Une victoire pour Gemini, mais pas un blanc-seing. Un arbitre a rejeté la demande d’un ancien utilisateur du programme Earn, qui accusait la plateforme de l’avoir trompé et de ne pas avoir suffisamment contrôlé Genesis Global Capital. Selon la décision du 12 août consultée par CNBC, le plaignant n’a pas apporté assez de preuves pour démontrer ces manquements ni justifier l’indemnisation réclamée au titre de son préjudice émotionnel. Cette décision ne règle toutefois pas l’ensemble du dossier Earn.
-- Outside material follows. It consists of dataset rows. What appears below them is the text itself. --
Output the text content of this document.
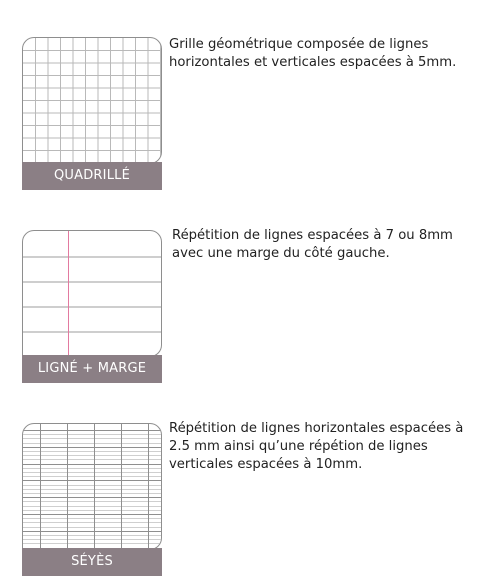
QUADRILLÉ
Grille géométrique composée de lignes horizontales et verticales espacées à 5mm.
LIGNÉ + MARGE
Répétition de lignes espacées à 7 ou 8mm avec une marge du côté gauche.
SÉYÈS
Répétition de lignes horizontales espacées à 2.5 mm ainsi qu’une répétion de lignes verticales espacées à 10mm.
Elle concerne un client et une procédure précise, tandis que plus d’une dizaine de litiges impliquant d’anciens utilisateurs resteraient encore ouverts.
- Un arbitre a rejeté la demande d’un ancien utilisateur du programme Earn de Gemini, faute de preuves suffisantes.
- Gemini a commencé à restituer les cryptomonnaies aux utilisateurs d’Earn, mais reste en litige avec l’État de New York.
Gemini Earn promettait jusqu’à 7,4 % de rendement
Lancé en 2021, Gemini Earn permettait aux utilisateurs de confier leurs cryptomonnaies à la plateforme en échange d’un rendement pouvant atteindre 7,4 % par an. Contrairement à un compte d’épargne traditionnel, les actifs étaient prêtés à des acteurs institutionnels par l’intermédiaire de Genesis Global Capital.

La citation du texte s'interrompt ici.